In mühevoller Kleinarbeit suchte sich Frances über die Jahre die Krankenhausakten zusammen

und kann so heute ihre eigene Vergangenheit rekonstruieren: Im Mutterleib hatte ihr Körper begonnen, Hoden auszubilden, wie es der männliche Chromosomensatz vorgibt. Aufgrund eines Gendefekts auf dem Y-Chromosom entwickelte sich der Penis des Fötus aber nicht voll. Das äußere Genitale war zu groß für eine Klitoris, zu klein für einen Penis. Das Baby wurde zum Mädchen erklärt: Margarethe Frances Maria.


Dass die Frage „Junge oder Mädchen?“ bei der Geburt eines Kindes nicht eindeutig beantwortet werden kann, kommt häufiger vor, als man vermuten würde. Menschen mit sexuellen Differenzierungsstörungen passen nicht in die Geschlechterkategorien, die Biologie und Gesellschaft vorgeben. Professor Olaf Hiort hat inzwischen Hunderte solcher Fälle kennengelernt. Der Arzt für Kinder- und Jugendmedizin am Universitätsklinikum in Lübeck ist Sprecher des deutschlandweit einzigen Wissenschaftsnetzwerks, das sich mit Besonderheiten der Geschlechtsentwicklung beschäftigt. Die Forschergruppe schätzt, dass die Diagnose Intersexualität bei einer von 5000 Geburten gestellt wird. Was einst umgangssprachlich unter den Begriffen Zwitter oder Hermaphrodit zusammengefasst wurde, hat viele verschiedene Ursachen und Erscheinungsformen. „Sie haben nur gemeinsam, dass das chromosomale Geschlecht nicht mit den Keimdrüsen und den äußeren Geschlechtsorganen übereinstimmt“, sagt Hiort.

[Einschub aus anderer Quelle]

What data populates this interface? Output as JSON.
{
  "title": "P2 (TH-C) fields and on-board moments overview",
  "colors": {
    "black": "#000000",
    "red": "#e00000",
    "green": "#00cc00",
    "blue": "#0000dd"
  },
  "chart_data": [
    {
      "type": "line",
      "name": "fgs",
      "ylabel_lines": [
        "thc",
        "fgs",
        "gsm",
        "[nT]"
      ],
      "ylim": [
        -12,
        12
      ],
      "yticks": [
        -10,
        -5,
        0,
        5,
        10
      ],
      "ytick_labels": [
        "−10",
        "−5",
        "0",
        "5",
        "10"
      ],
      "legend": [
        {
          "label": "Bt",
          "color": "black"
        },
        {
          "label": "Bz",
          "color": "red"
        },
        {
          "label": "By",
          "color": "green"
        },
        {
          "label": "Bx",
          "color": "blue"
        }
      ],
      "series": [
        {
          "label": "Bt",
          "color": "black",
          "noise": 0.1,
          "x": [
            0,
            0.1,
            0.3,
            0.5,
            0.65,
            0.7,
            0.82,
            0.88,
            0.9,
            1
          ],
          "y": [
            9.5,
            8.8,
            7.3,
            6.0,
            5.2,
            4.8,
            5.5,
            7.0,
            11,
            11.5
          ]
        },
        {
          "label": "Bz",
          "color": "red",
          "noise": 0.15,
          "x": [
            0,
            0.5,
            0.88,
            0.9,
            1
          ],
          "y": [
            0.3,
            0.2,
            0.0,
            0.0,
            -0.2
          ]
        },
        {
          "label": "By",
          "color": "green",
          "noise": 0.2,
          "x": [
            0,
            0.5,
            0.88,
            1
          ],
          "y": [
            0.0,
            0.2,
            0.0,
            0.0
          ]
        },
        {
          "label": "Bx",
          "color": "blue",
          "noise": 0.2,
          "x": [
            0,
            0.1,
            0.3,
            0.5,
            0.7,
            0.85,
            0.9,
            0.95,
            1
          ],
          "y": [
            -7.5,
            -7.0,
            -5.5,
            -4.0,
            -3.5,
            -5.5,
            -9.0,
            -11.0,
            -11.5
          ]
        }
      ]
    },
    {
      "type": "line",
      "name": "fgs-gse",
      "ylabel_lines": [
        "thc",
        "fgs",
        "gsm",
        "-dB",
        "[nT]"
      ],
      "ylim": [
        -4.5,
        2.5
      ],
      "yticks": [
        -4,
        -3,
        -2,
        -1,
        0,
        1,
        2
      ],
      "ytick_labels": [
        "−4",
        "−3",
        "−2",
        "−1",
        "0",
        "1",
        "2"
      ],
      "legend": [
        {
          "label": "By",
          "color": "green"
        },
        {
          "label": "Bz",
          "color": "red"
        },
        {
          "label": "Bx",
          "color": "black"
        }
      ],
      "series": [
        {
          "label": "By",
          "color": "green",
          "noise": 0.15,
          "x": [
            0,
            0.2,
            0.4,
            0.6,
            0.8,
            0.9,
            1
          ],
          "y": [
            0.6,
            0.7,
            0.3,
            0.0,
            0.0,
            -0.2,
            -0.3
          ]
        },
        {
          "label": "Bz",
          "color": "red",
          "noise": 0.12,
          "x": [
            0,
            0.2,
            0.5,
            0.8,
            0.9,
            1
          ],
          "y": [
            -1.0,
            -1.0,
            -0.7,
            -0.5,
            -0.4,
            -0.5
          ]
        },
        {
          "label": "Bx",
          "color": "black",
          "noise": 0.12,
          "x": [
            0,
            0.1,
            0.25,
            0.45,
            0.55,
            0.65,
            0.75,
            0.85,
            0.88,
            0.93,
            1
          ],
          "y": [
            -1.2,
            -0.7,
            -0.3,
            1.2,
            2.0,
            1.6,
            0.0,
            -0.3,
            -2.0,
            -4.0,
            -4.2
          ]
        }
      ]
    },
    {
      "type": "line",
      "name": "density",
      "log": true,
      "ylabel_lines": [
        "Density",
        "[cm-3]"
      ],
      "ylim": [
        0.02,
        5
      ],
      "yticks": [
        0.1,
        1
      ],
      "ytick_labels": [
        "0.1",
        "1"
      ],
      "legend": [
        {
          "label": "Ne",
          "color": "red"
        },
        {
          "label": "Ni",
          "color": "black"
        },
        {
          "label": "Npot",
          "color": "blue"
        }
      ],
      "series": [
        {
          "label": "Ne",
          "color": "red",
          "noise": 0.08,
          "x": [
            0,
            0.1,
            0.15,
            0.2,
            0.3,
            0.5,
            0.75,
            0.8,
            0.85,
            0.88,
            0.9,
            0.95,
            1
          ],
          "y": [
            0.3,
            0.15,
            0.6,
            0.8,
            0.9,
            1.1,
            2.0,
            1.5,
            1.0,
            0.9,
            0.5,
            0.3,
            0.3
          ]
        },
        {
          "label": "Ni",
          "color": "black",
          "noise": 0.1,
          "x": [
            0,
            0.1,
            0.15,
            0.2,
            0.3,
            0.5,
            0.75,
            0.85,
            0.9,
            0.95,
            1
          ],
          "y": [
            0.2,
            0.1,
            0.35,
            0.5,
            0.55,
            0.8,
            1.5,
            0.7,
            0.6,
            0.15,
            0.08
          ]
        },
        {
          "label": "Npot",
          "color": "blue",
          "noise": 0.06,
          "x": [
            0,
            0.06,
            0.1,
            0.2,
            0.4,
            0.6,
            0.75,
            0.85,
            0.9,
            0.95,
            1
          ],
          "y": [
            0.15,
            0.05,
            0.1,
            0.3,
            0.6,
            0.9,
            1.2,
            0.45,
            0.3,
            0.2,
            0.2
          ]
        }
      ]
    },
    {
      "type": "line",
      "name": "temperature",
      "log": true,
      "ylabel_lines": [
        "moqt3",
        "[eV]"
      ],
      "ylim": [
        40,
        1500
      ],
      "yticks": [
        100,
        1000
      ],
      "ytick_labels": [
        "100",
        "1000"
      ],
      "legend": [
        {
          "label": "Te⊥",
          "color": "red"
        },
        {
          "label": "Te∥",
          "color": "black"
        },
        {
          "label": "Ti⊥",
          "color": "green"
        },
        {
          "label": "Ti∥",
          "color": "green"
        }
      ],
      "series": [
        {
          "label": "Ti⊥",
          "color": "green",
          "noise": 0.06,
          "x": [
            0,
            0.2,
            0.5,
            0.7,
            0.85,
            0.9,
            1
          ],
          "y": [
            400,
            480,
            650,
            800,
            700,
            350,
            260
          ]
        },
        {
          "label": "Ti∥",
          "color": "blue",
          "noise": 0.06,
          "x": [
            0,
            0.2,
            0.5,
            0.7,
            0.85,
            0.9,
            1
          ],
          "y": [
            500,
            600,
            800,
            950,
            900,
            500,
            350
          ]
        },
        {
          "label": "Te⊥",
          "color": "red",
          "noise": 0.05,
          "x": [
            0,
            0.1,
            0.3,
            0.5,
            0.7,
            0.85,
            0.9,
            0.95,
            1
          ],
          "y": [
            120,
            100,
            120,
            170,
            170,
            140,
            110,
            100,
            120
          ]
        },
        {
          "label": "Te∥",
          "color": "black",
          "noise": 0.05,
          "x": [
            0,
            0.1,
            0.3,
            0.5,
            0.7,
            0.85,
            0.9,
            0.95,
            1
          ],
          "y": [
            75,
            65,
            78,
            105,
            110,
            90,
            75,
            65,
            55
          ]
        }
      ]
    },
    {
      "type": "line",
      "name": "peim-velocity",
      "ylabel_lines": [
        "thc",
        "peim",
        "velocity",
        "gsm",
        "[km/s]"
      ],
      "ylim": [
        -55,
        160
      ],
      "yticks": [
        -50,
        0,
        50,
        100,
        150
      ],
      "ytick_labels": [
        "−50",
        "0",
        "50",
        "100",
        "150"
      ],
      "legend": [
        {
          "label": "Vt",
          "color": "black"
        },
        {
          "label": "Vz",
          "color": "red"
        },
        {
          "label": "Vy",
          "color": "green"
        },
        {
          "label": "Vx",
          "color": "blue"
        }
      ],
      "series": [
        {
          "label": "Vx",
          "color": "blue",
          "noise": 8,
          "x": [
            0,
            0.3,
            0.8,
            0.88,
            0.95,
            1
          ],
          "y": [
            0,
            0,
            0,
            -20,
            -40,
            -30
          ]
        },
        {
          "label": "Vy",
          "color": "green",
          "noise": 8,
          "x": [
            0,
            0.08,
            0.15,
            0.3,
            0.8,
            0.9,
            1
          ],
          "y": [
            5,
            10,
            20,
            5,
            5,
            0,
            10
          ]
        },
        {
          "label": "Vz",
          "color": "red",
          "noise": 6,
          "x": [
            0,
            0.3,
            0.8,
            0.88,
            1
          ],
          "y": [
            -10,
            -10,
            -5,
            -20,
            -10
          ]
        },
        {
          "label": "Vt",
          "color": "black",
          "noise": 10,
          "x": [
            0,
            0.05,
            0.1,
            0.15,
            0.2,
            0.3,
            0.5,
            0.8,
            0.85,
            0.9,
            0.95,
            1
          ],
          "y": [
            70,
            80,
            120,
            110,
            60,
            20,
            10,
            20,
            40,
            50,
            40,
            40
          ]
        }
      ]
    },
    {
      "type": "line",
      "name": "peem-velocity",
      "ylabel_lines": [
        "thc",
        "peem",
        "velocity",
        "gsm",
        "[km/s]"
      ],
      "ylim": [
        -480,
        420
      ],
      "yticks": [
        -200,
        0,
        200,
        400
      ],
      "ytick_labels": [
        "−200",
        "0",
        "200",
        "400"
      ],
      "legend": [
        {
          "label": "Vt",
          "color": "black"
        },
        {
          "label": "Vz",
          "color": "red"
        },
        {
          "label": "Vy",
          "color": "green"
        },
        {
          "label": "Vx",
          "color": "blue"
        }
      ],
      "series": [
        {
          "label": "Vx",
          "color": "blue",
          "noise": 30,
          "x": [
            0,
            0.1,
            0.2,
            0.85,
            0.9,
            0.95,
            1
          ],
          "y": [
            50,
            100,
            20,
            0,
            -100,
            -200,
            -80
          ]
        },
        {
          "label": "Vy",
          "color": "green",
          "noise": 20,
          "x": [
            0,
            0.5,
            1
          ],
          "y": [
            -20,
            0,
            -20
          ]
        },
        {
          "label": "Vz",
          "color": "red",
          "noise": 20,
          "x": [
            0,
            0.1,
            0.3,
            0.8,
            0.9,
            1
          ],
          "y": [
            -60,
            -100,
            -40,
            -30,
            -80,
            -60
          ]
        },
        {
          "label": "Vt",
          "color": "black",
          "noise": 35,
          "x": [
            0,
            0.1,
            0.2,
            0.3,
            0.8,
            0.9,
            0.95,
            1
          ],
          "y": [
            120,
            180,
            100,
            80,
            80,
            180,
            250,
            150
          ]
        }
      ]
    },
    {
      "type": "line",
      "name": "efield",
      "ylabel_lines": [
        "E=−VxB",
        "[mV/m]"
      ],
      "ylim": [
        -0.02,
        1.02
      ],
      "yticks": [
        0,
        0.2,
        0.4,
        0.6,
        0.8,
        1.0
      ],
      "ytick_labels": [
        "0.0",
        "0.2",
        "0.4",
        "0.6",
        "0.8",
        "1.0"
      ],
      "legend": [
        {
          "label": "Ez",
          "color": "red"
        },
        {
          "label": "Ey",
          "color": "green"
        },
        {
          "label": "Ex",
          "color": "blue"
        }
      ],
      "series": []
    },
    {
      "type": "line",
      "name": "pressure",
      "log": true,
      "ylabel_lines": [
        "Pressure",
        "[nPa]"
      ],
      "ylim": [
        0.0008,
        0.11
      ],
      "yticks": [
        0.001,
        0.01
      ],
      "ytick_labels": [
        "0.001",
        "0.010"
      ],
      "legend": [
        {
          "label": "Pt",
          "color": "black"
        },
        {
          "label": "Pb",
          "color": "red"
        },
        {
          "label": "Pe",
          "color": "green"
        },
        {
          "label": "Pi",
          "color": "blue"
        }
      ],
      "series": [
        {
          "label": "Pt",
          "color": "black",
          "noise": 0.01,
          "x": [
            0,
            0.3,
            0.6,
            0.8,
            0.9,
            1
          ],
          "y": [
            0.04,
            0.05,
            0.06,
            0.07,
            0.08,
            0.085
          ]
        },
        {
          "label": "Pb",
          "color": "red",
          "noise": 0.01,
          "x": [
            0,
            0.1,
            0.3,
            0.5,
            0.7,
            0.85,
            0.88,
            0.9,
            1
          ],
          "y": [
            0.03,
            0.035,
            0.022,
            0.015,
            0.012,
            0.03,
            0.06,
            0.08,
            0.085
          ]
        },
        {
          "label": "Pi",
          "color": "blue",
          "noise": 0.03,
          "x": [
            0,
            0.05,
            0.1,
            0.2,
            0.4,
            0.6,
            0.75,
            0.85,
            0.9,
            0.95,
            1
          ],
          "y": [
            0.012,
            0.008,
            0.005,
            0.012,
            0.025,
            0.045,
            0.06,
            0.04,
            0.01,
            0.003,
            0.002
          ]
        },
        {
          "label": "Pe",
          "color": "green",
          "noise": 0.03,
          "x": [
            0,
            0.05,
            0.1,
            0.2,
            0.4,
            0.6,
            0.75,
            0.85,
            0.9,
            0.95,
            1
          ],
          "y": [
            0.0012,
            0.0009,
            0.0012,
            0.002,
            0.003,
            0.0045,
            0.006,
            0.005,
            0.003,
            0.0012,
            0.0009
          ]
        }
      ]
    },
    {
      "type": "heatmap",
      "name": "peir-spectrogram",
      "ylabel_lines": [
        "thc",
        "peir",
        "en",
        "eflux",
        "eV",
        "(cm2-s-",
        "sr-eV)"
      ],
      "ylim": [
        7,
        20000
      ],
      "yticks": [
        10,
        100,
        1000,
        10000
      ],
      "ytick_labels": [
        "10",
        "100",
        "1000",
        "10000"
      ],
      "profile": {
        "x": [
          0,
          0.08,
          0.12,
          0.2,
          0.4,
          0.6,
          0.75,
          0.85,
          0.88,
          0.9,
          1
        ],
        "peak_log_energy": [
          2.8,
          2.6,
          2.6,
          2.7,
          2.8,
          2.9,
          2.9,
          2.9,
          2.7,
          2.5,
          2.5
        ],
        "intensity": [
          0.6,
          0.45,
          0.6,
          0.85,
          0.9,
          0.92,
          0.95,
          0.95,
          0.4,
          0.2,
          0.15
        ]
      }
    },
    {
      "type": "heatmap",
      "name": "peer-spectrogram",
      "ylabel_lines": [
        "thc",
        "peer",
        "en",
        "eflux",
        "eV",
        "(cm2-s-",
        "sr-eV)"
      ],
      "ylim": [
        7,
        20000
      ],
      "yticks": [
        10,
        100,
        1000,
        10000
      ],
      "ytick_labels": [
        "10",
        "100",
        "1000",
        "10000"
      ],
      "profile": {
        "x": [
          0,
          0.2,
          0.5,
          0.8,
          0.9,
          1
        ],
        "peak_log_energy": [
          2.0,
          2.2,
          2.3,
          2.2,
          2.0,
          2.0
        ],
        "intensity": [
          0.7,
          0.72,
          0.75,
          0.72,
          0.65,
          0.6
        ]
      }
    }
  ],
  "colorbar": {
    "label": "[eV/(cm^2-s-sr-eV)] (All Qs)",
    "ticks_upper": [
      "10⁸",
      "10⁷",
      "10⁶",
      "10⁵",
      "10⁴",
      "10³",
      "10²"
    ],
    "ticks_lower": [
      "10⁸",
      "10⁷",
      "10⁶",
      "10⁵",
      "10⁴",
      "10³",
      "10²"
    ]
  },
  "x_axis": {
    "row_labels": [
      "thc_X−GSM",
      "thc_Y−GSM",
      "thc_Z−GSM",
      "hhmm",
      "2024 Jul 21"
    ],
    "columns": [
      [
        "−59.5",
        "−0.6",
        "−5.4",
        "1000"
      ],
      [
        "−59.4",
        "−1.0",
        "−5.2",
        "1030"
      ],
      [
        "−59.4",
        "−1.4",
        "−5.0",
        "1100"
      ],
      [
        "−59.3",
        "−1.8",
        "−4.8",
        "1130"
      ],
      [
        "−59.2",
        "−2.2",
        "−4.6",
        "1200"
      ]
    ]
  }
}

Zwar wird schon bei der Befruchtung der Eizelle in den Geschlechtschromosomen das

Kerngeschlecht festgelegt: XX für weiblich und XY für männlich. In den ersten sechs Wochen unterscheiden sich die Föten aber noch nicht. Erst danach entwickeln sich Hoden oder Eierstöcke, die männliche oder weibliche Sexualhormone bilden und die Entwicklung zum Jungen oder Mädchen steuern. Ist ein Schlüsselgen defekt, kann es zum Beispiel passieren, dass die Hoden keine männlichen Hormone ausschütten. Die Geschlechtsentwicklung kommt ins Stocken.